Nos anos 60 e 70 filmes de guerra eram frequentes, e quase todos adotavam um tom épico e romântico. Feridos em combate simplesmente caiam no chão. Quem morria parecia estar adormecendo placidamente. Sangue na tela não existia. Braços e pernas amputados e cabeças explodindo eram impensáveis. E nas horas vagas o tenente e o sargento acendiam seus cigarros e discutiam filosofia ou falavam sobre suas noivinhas lhes esperando em casa. Ir à guerra era mostrado quase como uma atividade romântica e excitante, ao estilo de fazer camping ou percorrer uma trilha acidentada.
Isso só começou a mudar nos anos 90, graças a clássicos como O Resgate do Soldado Ryan, de Spielberg e O Pianista, de Polansksi, onde nos foi apresentada a real carnificina e estupidez da guerra, com sangue e vísceras explodindo sobre as câmeras e quase caindo sobre a gente. Estes filmes mostraram sem floreios e com cenas hiper realistas, como o ser humano deixa aflorar seu lado bestial e demoníaco durante os conflitos armados.
Entre outras coisas, o que esses filmes tem em comum é que se passam durante a 2ª guerra mundial, o que é compreensível, já que este foi o maior e mais recente conflito armado global. Enquanto isso, a 1ª guerra, ocorrida entre 1914 e 1918, permanecia quase sempre esquecida.
Sam Mendes, o roteirista e diretor de 1917, explica que quando era criança costumava ouvir as histórias contadas por seu avô, que quando tinha 19 anos participou da 1ª guerra, e um dia decidiu levar para as telas parte do que ouvia. Uma dessas histórias era sobre a missão que seu avô recebeu, em 12 de outubro de 1917, de levar uma mensagem urgente para um batalhão prestes a ser emboscado pelos alemães. Se a mensagem não fosse entregue a tempo, 1600 homens morreriam.

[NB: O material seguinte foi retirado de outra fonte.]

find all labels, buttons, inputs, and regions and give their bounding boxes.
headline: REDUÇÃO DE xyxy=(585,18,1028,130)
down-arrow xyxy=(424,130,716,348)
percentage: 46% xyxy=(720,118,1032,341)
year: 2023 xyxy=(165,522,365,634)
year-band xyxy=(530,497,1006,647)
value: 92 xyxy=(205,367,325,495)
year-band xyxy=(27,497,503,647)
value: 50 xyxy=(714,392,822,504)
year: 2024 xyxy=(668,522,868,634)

Na difícil jornada de Alfred Mendes até seu destino, nós o acompanhamos durante duas horas em tempo real e sem cortes, através da devastação da No Man's Land - como era chamado o trecho situado entre o front inglês e alemão - abrigos subterrâneos, trincheiras enlameadas e pestilentas, rios, ratos, cadáveres e vilas em chamas, compartilhando com ele todo o horror do campo de batalha, o que nos faz vir à mente as imagens descritas em O Inferno de Dante, bem como suas consequências, brutalidade e traumas, além da banalização da morte. É um filme que nos faz pensar como a guerra nunca deveria existir, por mais sérias e profundas que sejam as desavenças entre pessoas, governos e nações.
1917, de Sam Mendes, impacta e impressiona. Já se tornou também um clássico entre os filmes de guerra e merece, sem dúvida, toda a aclamação e prêmios que vem recebendo.